Feb 28 2009
Eating and Thinking
I have been thinking a lot lately about thinking.
I am taking a class that deals with ethics and rationality. The thrust of the class is that to be happy, we must be rational and conscious. We must honor our emotions and our instincts, but not them run our lives. We get our best results when our conscious minds are in control.
My classmates apply this philosophy to their jobs, their relationships with their relatives and friends, and their positions on politics and religion. I apply it to eating.
When my diet goes awry, it is because I have lost conscious control. I eat emotionally. I eat to feel good, to be comfortable, to have fun, or to regulate my mood. When I lose consciousness about food, I gain weight.

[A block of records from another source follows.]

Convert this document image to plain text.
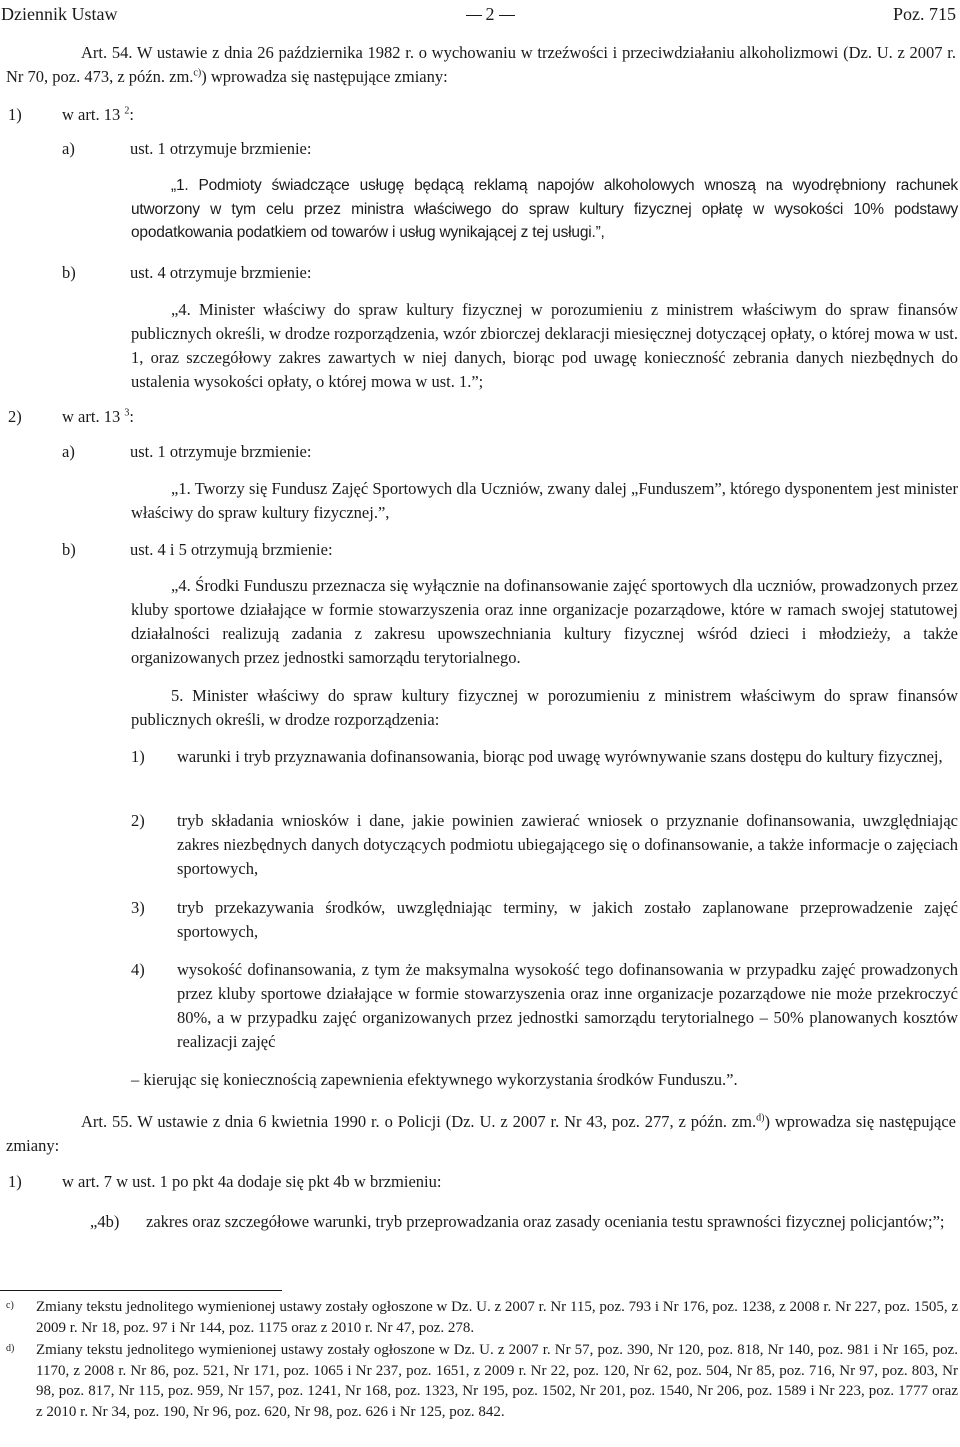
Dziennik Ustaw	2	Poz. 715

Art. 54. W ustawie z dnia 26 października 1982 r. o wychowaniu w trzeźwości i przeciwdziałaniu alkoholizmowi (Dz. U. z 2007 r. Nr 70, poz. 473, z późn. zm.$^{c)}$) wprowadza się następujące zmiany:

1) w art. 13 $^2$:
a)	ust. 1 otrzymuje brzmienie:

„1. Podmioty świadczące usługę będącą reklamą napojów alkoholowych wnoszą na wyodrębniony rachunek utworzony w tym celu przez ministra właściwego do spraw kultury fizycznej opłatę w wysokości 10% podstawy opodatkowania podatkiem od towarów i usług wynikającej z tej usługi.”,

b)	ust. 4 otrzymuje brzmienie:

„4. Minister właściwy do spraw kultury fizycznej w porozumieniu z ministrem właściwym do spraw finansów publicznych określi, w drodze rozporządzenia, wzór zbiorczej deklaracji miesięcznej dotyczącej opłaty, o której mowa w ust. 1, oraz szczegółowy zakres zawartych w niej danych, biorąc pod uwagę konieczność zebrania danych niezbędnych do ustalenia wysokości opłaty, o której mowa w ust. 1.”;

2) w art. 13 $^3$:
a)	ust. 1 otrzymuje brzmienie:

„1. Tworzy się Fundusz Zajęć Sportowych dla Uczniów, zwany dalej „Funduszem”, którego dysponentem jest minister właściwy do spraw kultury fizycznej.”,

b)	ust. 4 i 5 otrzymują brzmienie:

„4. Środki Funduszu przeznacza się wyłącznie na dofinansowanie zajęć sportowych dla uczniów, prowadzonych przez kluby sportowe działające w formie stowarzyszenia oraz inne organizacje pozarządowe, które w ramach swojej statutowej działalności realizują zadania z zakresu upowszechniania kultury fizycznej wśród dzieci i młodzieży, a także organizowanych przez jednostki samorządu terytorialnego.

5. Minister właściwy do spraw kultury fizycznej w porozumieniu z ministrem właściwym do spraw finansów publicznych określi, w drodze rozporządzenia:

1) warunki i tryb przyznawania dofinansowania, biorąc pod uwagę wyrównywanie szans dostępu do kultury fizycznej,

2) tryb składania wniosków i dane, jakie powinien zawierać wniosek o przyznanie dofinansowania, uwzględniając zakres niezbędnych danych dotyczących podmiotu ubiegającego się o dofinansowanie, a także informacje o zajęciach sportowych,

3) tryb przekazywania środków, uwzględniając terminy, w jakich zostało zaplanowane przeprowadzenie zajęć sportowych,

4) wysokość dofinansowania, z tym że maksymalna wysokość tego dofinansowania w przypadku zajęć prowadzonych przez kluby sportowe działające w formie stowarzyszenia oraz inne organizacje pozarządowe nie może przekroczyć 80%, a w przypadku zajęć organizowanych przez jednostki samorządu terytorialnego – 50% planowanych kosztów realizacji zajęć

– kierując się koniecznością zapewnienia efektywnego wykorzystania środków Funduszu.”.

Art. 55. W ustawie z dnia 6 kwietnia 1990 r. o Policji (Dz. U. z 2007 r. Nr 43, poz. 277, z późn. zm.$^{d)}$) wprowadza się następujące zmiany:

1) w art. 7 w ust. 1 po pkt 4a dodaje się pkt 4b w brzmieniu:
„4b) zakres oraz szczegółowe warunki, tryb przeprowadzania oraz zasady oceniania testu sprawności fizycznej policjantów;”;

c) Zmiany tekstu jednolitego wymienionej ustawy zostały ogłoszone w Dz. U. z 2007 r. Nr 115, poz. 793 i Nr 176, poz. 1238, z 2008 r. Nr 227, poz. 1505, z 2009 r. Nr 18, poz. 97 i Nr 144, poz. 1175 oraz z 2010 r. Nr 47, poz. 278.

d) Zmiany tekstu jednolitego wymienionej ustawy zostały ogłoszone w Dz. U. z 2007 r. Nr 57, poz. 390, Nr 120, poz. 818, Nr 140, poz. 981 i Nr 165, poz. 1170, z 2008 r. Nr 86, poz. 521, Nr 171, poz. 1065 i Nr 237, poz. 1651, z 2009 r. Nr 22, poz. 120, Nr 62, poz. 504, Nr 85, poz. 716, Nr 97, poz. 803, Nr 98, poz. 817, Nr 115, poz. 959, Nr 157, poz. 1241, Nr 168, poz. 1323, Nr 195, poz. 1502, Nr 201, poz. 1540, Nr 206, poz. 1589 i Nr 223, poz. 1777 oraz z 2010 r. Nr 34, poz. 190, Nr 96, poz. 620, Nr 98, poz. 626 i Nr 125, poz. 842.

And it is difficult to get this control back. It takes a lot more conscious thought than simply remembering how many calories are in a bowl of cereal for me to gain some control. It is not one decision I make, such as, “From now on I won’t eat big bowls of cereal.” Instead it is a habit I have to cultivate, constantly and iteratively, because it is too easily, and so frequently, lost.
But this is just me. I know other people who think about everything they eat, and even keep a food journal and count POINTS. But they still struggle with weight or general health. Even Oprah, with Bob Greene, Dr. Phil, and all the wisdom amassed by the authors of her Book Club books, has not–I venture to say–mastered her mind.
I wish I could be like Grammar Girl, or Hungry Girl, or the Nutrition Diva, and broadcast quick and dirty tips on how to become conscious about eating. But it would be more like psychology, or even philosophy–like my class. And the resulting tips wouldn’t just apply to weight loss or maintenance, but to any goal.